Meinung -

Leitartikel zu 25 Jahre Mauerfall Wo ist der Geist vom Herbst 89?

Vor 25 Jahren haben die Ostdeutschen gegen die Diktatur in der ehemaligen DDR aufbegehrt. Sie demonstrierten auch für freie Wahlen - ein Recht, das sie heute kaum noch wahrnehmen. Dabei können sie auf das Erreichte stolz sein.

Zu drei Landtagswahlen waren die Bundesbürger in diesem Sommer aufgerufen. Mit ernüchterndem Ergebnis: Gerade noch jeder zweite Sachse, Brandenburger oder Thüringer macht von seinem Wahlrecht Gebrauch.

25 Jahre nach dem Fall der Berliner Mauer erreicht die Politikverdrossenheit ausgerechnet dort besorgniserregende Ausmaße, wo im Herbst ’89 die Bürger mit viel Mut und Entschlossenheit für die erste friedliche Revolution auf Erden gesorgt haben. Wie konnte diese Aufbruchstimmung in eine derartige Lethargie verfallen?

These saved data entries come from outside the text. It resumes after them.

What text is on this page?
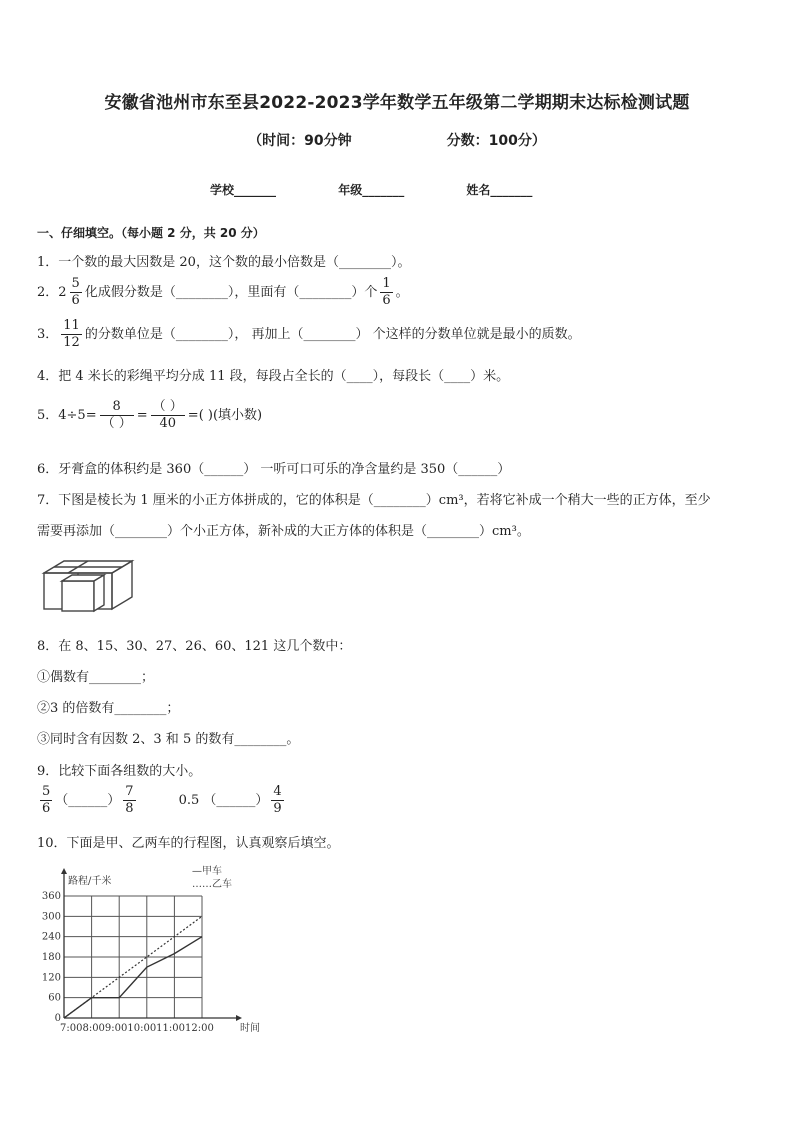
安徽省池州市东至县2022-2023学年数学五年级第二学期期末达标检测试题
（时间：90分钟	分数：100分）
学校_______	年级_______	姓名_______
一、仔细填空。（每小题 2 分，共 20 分）
1．一个数的最大因数是 20，这个数的最小倍数是（________）。
2．$2 \frac{5}{6}$ 化成假分数是（________），里面有（________）个 $\frac{1}{6}$ 。
3． $\frac{11}{12}$ 的分数单位是（________）， 再加上（________） 个这样的分数单位就是最小的质数。
4．把 4 米长的彩绳平均分成 11 段，每段占全长的（____），每段长（____）米。
5．$4\div 5= \frac{8}{( )} = \frac{( )}{40}$ =( )(填小数)
6．牙膏盒的体积约是 360（______） 一听可口可乐的净含量约是 350（______）
7．下图是棱长为 1 厘米的小正方体拼成的，它的体积是（________）cm³，若将它补成一个稍大一些的正方体，至少
需要再添加（________）个小正方体，新补成的大正方体的体积是（________）cm³。
8．在 8、15、30、27、26、60、121 这几个数中：
①偶数有________；
②3 的倍数有________；
③同时含有因数 2、3 和 5 的数有________。
9．比较下面各组数的大小。
$\frac{5}{6}$ （______） $\frac{7}{8}$	0.5 （______） $\frac{4}{9}$
10．下面是甲、乙两车的行程图，认真观察后填空。
360
300
240
180
120
60
0
7:008:009:0010:0011:0012:00
路程/千米
时间
—甲车
……乙车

Waren doch das Recht auf freie Wahlen sowie Rede- und Meinungsfreiheit zentrale Forderungen, für die die Bürger der ehemaligen DDR zu hunderttausenden auf die Straße gingen.

Die Schere zwischen Ost und West schließt sich langsam, aber stetig

Klar, bei der Wirtschaftskraft hinken die neuen Bundesländer noch immer dem Westen hinterher. Vier Jahrzehnte sozialistische Planwirtschaft, die noch die Reparationsleistungen an die sowjetische Besatzungsmacht zu verkraften hatte, lassen sich nicht mit Reden von blühenden Landschaften überwinden. Wer aber offenen Auges durch Ostdeutschland fährt, kann die positive Entwicklung seit 1989 nicht übersehen. Die meisten Häuser sind saniert, die Straßen vielerorts besser in Schuss als im Westen, wo inzwischen auch die ersten Gegenden mit Abwanderung zu kämpfen haben.

Die Schere zwischen Ost und West schließt sich langsam, aber stetig. Auch deshalb darf der Solidaritätszuschlag im Jahr 2019 auslaufen. Die Ostdeutschen sollten genug Selbstvertrauen haben, sich von diesem Tropf zu lösen.

Denn der Wandel, der sich in den vergangenen 25 Jahren vollzogen hat, ist ja nicht das Resultat der Transferleistungen von West nach Ost. Er ist vor allem dem Leistungswillen der Ostdeutschen selbst zu danken.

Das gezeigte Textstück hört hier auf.